Untracked policy is designed for allowing untracked connections to a server
process running directly on a host—where, by ‘directly’, we mean not in a
pod/VM/container workload. A typical scenario for using doNotTrack
policy
would be a server, running directly on a host, that accepts a very high rate of
shortlived connections, such as memcached
. On Linux, if those connections
are tracked, the conntrack table can fill up and then Linux may drop packets
for further connection attempts, meaning that those newer connections will
fail. If you are using Calico to secure that server’s host, you can avoid this
problem by defining a policy that allows access to the server’s ports and is
marked as doNotTrack
.
Since there is no connection tracking for a doNotTrack
policy, it is
important that the policy’s ingress and egress rules are specified
symmetrically.
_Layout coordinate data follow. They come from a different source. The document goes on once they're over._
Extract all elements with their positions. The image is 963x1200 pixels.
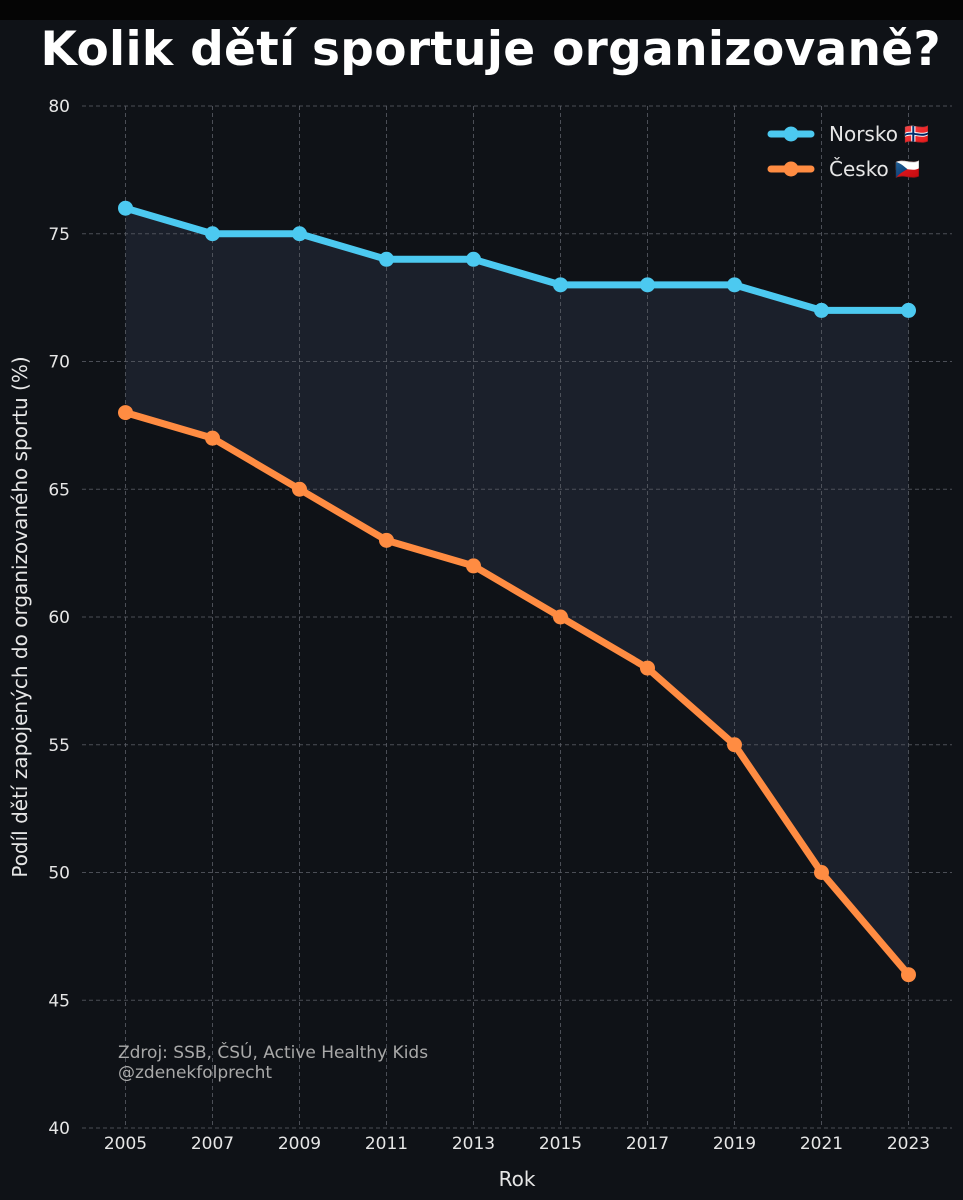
data-point bbox=[814, 865, 829, 880]
series-line-1 bbox=[122, 409, 912, 979]
data-point bbox=[292, 226, 307, 242]
y-tick-label: 45 bbox=[48, 991, 70, 1011]
legend-label: Česko 🇨🇿 bbox=[829, 157, 920, 181]
data-point bbox=[553, 609, 568, 625]
series-line-0 bbox=[122, 204, 912, 314]
data-point bbox=[118, 405, 133, 421]
y-tick-label: 60 bbox=[48, 608, 70, 628]
data-point bbox=[553, 277, 568, 293]
data-point bbox=[466, 558, 481, 574]
data-point bbox=[727, 737, 742, 753]
x-tick-label: 2015 bbox=[539, 1134, 582, 1154]
x-tick-label: 2011 bbox=[365, 1134, 408, 1154]
data-point bbox=[292, 481, 307, 497]
legend-label: Norsko 🇳🇴 bbox=[829, 122, 929, 146]
y-axis-label: Podíl dětí zapojených do organizovaného … bbox=[8, 356, 32, 877]
x-tick-label: 2005 bbox=[104, 1134, 147, 1154]
y-tick-label: 55 bbox=[48, 736, 70, 756]
data-point bbox=[640, 660, 655, 676]
x-tick-label: 2017 bbox=[626, 1134, 669, 1154]
chart-title: Kolik dětí sportuje organizovaně? bbox=[40, 22, 941, 77]
y-tick-label: 50 bbox=[48, 864, 70, 884]
y-tick-label: 80 bbox=[48, 97, 70, 117]
data-point bbox=[466, 251, 481, 267]
legend-swatch-marker bbox=[783, 126, 799, 142]
source-annotation: Zdroj: SSB, ČSÚ, Active Healthy Kids bbox=[118, 1041, 428, 1063]
data-point bbox=[727, 277, 742, 293]
x-tick-label: 2023 bbox=[887, 1134, 930, 1154]
data-point bbox=[205, 430, 220, 446]
x-tick-label: 2019 bbox=[713, 1134, 756, 1154]
x-tick-label: 2013 bbox=[452, 1134, 495, 1154]
y-tick-label: 70 bbox=[48, 353, 70, 373]
data-point bbox=[814, 302, 829, 318]
handle-annotation: @zdenekfolprecht bbox=[118, 1063, 272, 1083]
y-tick-label: 75 bbox=[48, 225, 70, 245]
data-point bbox=[379, 251, 394, 267]
data-point bbox=[118, 200, 133, 216]
x-tick-label: 2009 bbox=[278, 1134, 321, 1154]
data-point bbox=[901, 967, 916, 983]
top-bar bbox=[0, 0, 963, 20]
data-point bbox=[901, 302, 916, 318]
x-tick-label: 2021 bbox=[800, 1134, 843, 1154]
data-point bbox=[640, 277, 655, 293]
y-tick-label: 65 bbox=[48, 480, 70, 500]
y-tick-label: 40 bbox=[48, 1119, 70, 1139]
x-tick-label: 2007 bbox=[191, 1134, 234, 1154]
data-point bbox=[379, 532, 394, 548]
data-point bbox=[205, 226, 220, 242]
legend-swatch-marker bbox=[783, 161, 799, 177]
x-axis-label: Rok bbox=[499, 1167, 536, 1191]
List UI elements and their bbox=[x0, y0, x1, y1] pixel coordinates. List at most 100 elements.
For example, for a server on port 999, the policy must include
an ingress rule allowing access to port 999 and an egress rule allowing
outbound traffic from port 999. (Whereas for a connection tracked policy, it
is usually enough to specify the ingress rule only, and then connection
tracking will automatically allow the return path.)
Because of how untracked policy is implemented, untracked ingress rules apply to all incoming traffic through a host endpoint—regardless of where that traffic is going—but untracked egress rules only apply to traffic that is sent from the host itself (not from a local workload) out of that host endpoint.